In Hawaiian mythology there exists a tale of two star crossed lovers. The beautiful princess Naupaka fell in love with a mere commoner by the name Kaui. Despite their unequivocal love, the two knew they could never get married and so with great strain decided to part ways. While Naupaka belonged to the mountains of Hawaii, Kaui resided near the ocean. Upon her departure, Naupaka offered him half of the flower she wore in her hair. It was the last the two saw of each other. The next day, the plants of the island were so troubled and overturned with sadness that they only bloomed in half flowers as a symbol of their mourning for the departed lovers. The flowers bloomed in a variety of colors.

Thus, the well known Naupaka flowers with its design resembling that of a “half flower” bloomed for all of eternity across the island of Hawaii in remembrance of their lost love.

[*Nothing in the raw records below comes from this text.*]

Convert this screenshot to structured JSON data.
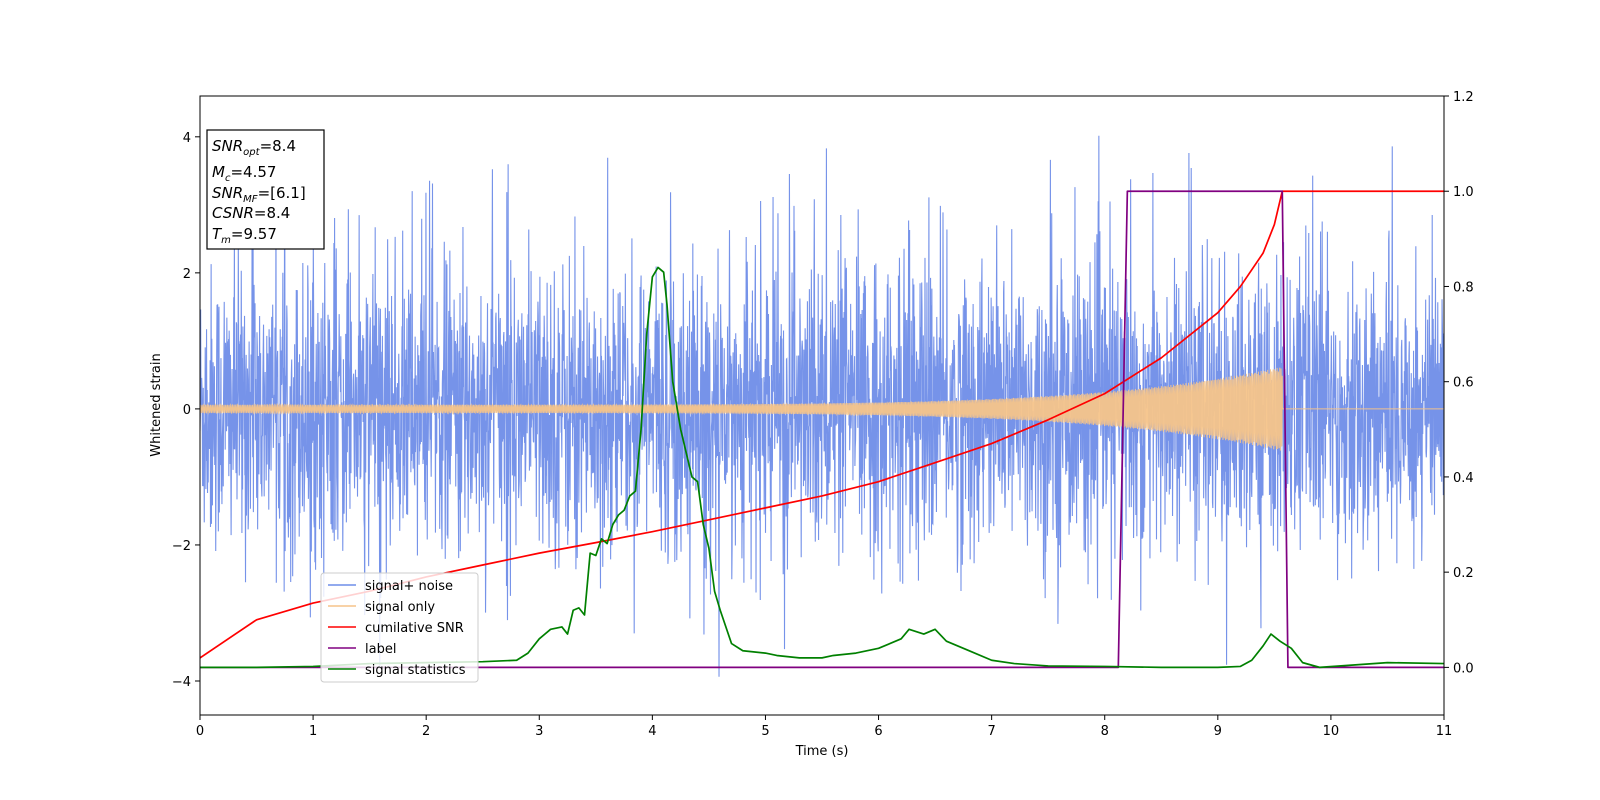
{
  "chart_data": {
    "type": "line",
    "title": "",
    "xlabel": "Time (s)",
    "ylabel": "Whitened strain",
    "xlim": [
      0,
      11
    ],
    "ylim": [
      -4.5,
      4.6
    ],
    "y2lim": [
      -0.1,
      1.2
    ],
    "x_ticks": [
      "0",
      "1",
      "2",
      "3",
      "4",
      "5",
      "6",
      "7",
      "8",
      "9",
      "10",
      "11"
    ],
    "y_ticks": [
      "−4",
      "−2",
      "0",
      "2",
      "4"
    ],
    "y2_ticks": [
      "0.0",
      "0.2",
      "0.4",
      "0.6",
      "0.8",
      "1.0",
      "1.2"
    ],
    "grid": false,
    "legend_position": "lower-left",
    "annotation": {
      "snr_opt": {
        "name": "SNR",
        "sub": "opt",
        "value": "=8.4"
      },
      "mc": {
        "name": "M",
        "sub": "c",
        "value": "=4.57"
      },
      "snr_mf": {
        "name": "SNR",
        "sub": "MF",
        "value": "=[6.1]"
      },
      "csnr": {
        "name": "CSNR",
        "value": "=8.4"
      },
      "tm": {
        "name": "T",
        "sub": "m",
        "value": "=9.57"
      }
    },
    "series": [
      {
        "name": "signal+ noise",
        "color": "#6f8de8",
        "axis": "left",
        "description_values": {
          "noise_std": 1.05,
          "max": 4.18,
          "min": -4.12
        }
      },
      {
        "name": "signal only",
        "color": "#f5c48a",
        "axis": "left",
        "chirp": {
          "t_start": 0,
          "t_merge": 9.57,
          "amp_start": 0.06,
          "amp_merge": 0.62
        }
      },
      {
        "name": "cumilative SNR",
        "color": "#ff0000",
        "axis": "right",
        "x": [
          0,
          0.5,
          1,
          1.5,
          2,
          2.5,
          3,
          3.5,
          4,
          4.5,
          5,
          5.5,
          6,
          6.5,
          7,
          7.5,
          8,
          8.5,
          9,
          9.2,
          9.4,
          9.5,
          9.57,
          10,
          10.5,
          11
        ],
        "values": [
          0.02,
          0.1,
          0.135,
          0.16,
          0.19,
          0.215,
          0.24,
          0.262,
          0.285,
          0.31,
          0.335,
          0.36,
          0.39,
          0.43,
          0.47,
          0.52,
          0.575,
          0.65,
          0.745,
          0.8,
          0.87,
          0.93,
          1.0,
          1.0,
          1.0,
          1.0
        ]
      },
      {
        "name": "label",
        "color": "#800080",
        "axis": "right",
        "x": [
          0,
          8.12,
          8.2,
          9.57,
          9.62,
          11
        ],
        "values": [
          0,
          0,
          1,
          1,
          0,
          0
        ]
      },
      {
        "name": "signal statistics",
        "color": "#008000",
        "axis": "right",
        "x": [
          0,
          0.5,
          1,
          1.5,
          2,
          2.5,
          2.8,
          2.9,
          3,
          3.1,
          3.2,
          3.25,
          3.3,
          3.35,
          3.4,
          3.45,
          3.5,
          3.55,
          3.6,
          3.65,
          3.7,
          3.75,
          3.8,
          3.85,
          3.9,
          3.95,
          4.0,
          4.05,
          4.1,
          4.13,
          4.18,
          4.25,
          4.3,
          4.35,
          4.4,
          4.45,
          4.5,
          4.55,
          4.6,
          4.7,
          4.8,
          5.0,
          5.1,
          5.3,
          5.5,
          5.6,
          5.8,
          6.0,
          6.2,
          6.27,
          6.4,
          6.5,
          6.6,
          6.8,
          7.0,
          7.2,
          7.5,
          8.0,
          8.5,
          9.0,
          9.2,
          9.3,
          9.4,
          9.47,
          9.55,
          9.65,
          9.75,
          9.9,
          10.2,
          10.5,
          11.0
        ],
        "values": [
          0.0,
          0.0,
          0.002,
          0.008,
          0.01,
          0.012,
          0.015,
          0.03,
          0.06,
          0.08,
          0.085,
          0.07,
          0.12,
          0.125,
          0.11,
          0.24,
          0.235,
          0.27,
          0.26,
          0.3,
          0.32,
          0.33,
          0.36,
          0.37,
          0.5,
          0.7,
          0.82,
          0.84,
          0.83,
          0.76,
          0.6,
          0.5,
          0.45,
          0.4,
          0.39,
          0.3,
          0.25,
          0.16,
          0.12,
          0.05,
          0.035,
          0.03,
          0.025,
          0.02,
          0.02,
          0.025,
          0.03,
          0.04,
          0.06,
          0.08,
          0.07,
          0.08,
          0.055,
          0.035,
          0.015,
          0.008,
          0.003,
          0.002,
          0.0,
          0.0,
          0.002,
          0.015,
          0.045,
          0.07,
          0.055,
          0.04,
          0.01,
          0.0,
          0.005,
          0.01,
          0.008
        ]
      }
    ]
  }
}
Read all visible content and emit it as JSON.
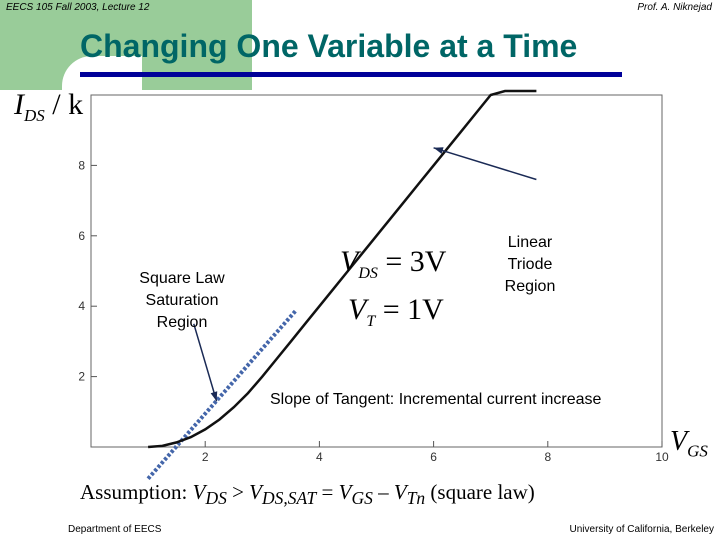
{
  "header": {
    "left": "EECS 105 Fall 2003, Lecture 12",
    "right": "Prof. A. Niknejad"
  },
  "title": "Changing One Variable at a Time",
  "annotations": {
    "square_law": [
      "Square Law",
      "Saturation",
      "Region"
    ],
    "linear": [
      "Linear",
      "Triode",
      "Region"
    ],
    "slope": "Slope of Tangent:  Incremental current increase",
    "formula_vds": {
      "var": "V",
      "sub": "DS",
      "rhs": " = 3V"
    },
    "formula_vt": {
      "var": "V",
      "sub": "T",
      "rhs": " = 1V"
    }
  },
  "assumption": {
    "prefix": "Assumption:  ",
    "v1": "V",
    "s1": "DS",
    "op1": " > ",
    "v2": "V",
    "s2": "DS,SAT",
    "op2": " = ",
    "v3": "V",
    "s3": "GS",
    "op3": " – ",
    "v4": "V",
    "s4": "Tn",
    "suffix": " (square law)"
  },
  "footer": {
    "left": "Department of EECS",
    "right": "University of California, Berkeley"
  },
  "colors": {
    "corner": "#99cc99",
    "title": "#006666",
    "rule": "#000099",
    "tangent": "#4466aa"
  },
  "chart_data": {
    "type": "line",
    "title": "",
    "xlabel": {
      "var": "V",
      "sub": "GS"
    },
    "ylabel": {
      "var": "I",
      "sub": "DS",
      "suffix": " / k"
    },
    "xlim": [
      0,
      10
    ],
    "ylim": [
      0,
      10
    ],
    "x_ticks": [
      2,
      4,
      6,
      8,
      10
    ],
    "y_ticks": [
      2,
      4,
      6,
      8
    ],
    "grid": false,
    "series": [
      {
        "curve": "I_DS/k vs V_GS",
        "x": [
          1.0,
          1.25,
          1.5,
          1.75,
          2.0,
          2.25,
          2.5,
          2.75,
          3.0,
          3.25,
          3.5,
          3.75,
          4.0,
          4.25,
          4.5,
          4.75,
          5.0,
          5.25,
          5.5,
          5.75,
          6.0,
          6.25,
          6.5,
          6.75,
          7.0,
          7.25,
          7.5,
          7.8
        ],
        "y": [
          0.0,
          0.03,
          0.13,
          0.28,
          0.5,
          0.78,
          1.13,
          1.53,
          2.0,
          2.5,
          3.0,
          3.5,
          4.0,
          4.5,
          5.0,
          5.5,
          6.0,
          6.5,
          7.0,
          7.5,
          8.0,
          8.5,
          9.0,
          9.5,
          10.0,
          10.5,
          11.0,
          11.6
        ]
      }
    ],
    "tangent_line": {
      "x": [
        1.0,
        3.6
      ],
      "y": [
        -0.9,
        3.9
      ],
      "style": "dashed"
    },
    "arrows": [
      {
        "from": [
          1.8,
          3.5
        ],
        "to": [
          2.2,
          1.3
        ]
      },
      {
        "from": [
          7.8,
          7.6
        ],
        "to": [
          6.0,
          8.5
        ]
      }
    ]
  }
}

And so it seems that even great mythologies acknowledge that suffering co-exists with refinement. Even nature cries out when love becomes a relic of a bygone age. As the great writer André Aciman states in one of his greatest novels, “We rip out so much of ourselves to be cured of things faster than we should that we go bankrupt by the age of thirty and have less to offer each time we start with someone new. But to feel nothing so as not to feel anything - what a waste!”. I believe what he meant was that the numbing of pain and its interrelation to indifference robs us of so much of ourselves. When something poetic is lost, do not kill the sorrow you feel. Instead, lend to it a flower or a piece of you that in its own faultless time will transfigure into something remarkable. For the princess and Kaui, it was the Naupaka flowers of Hawaii.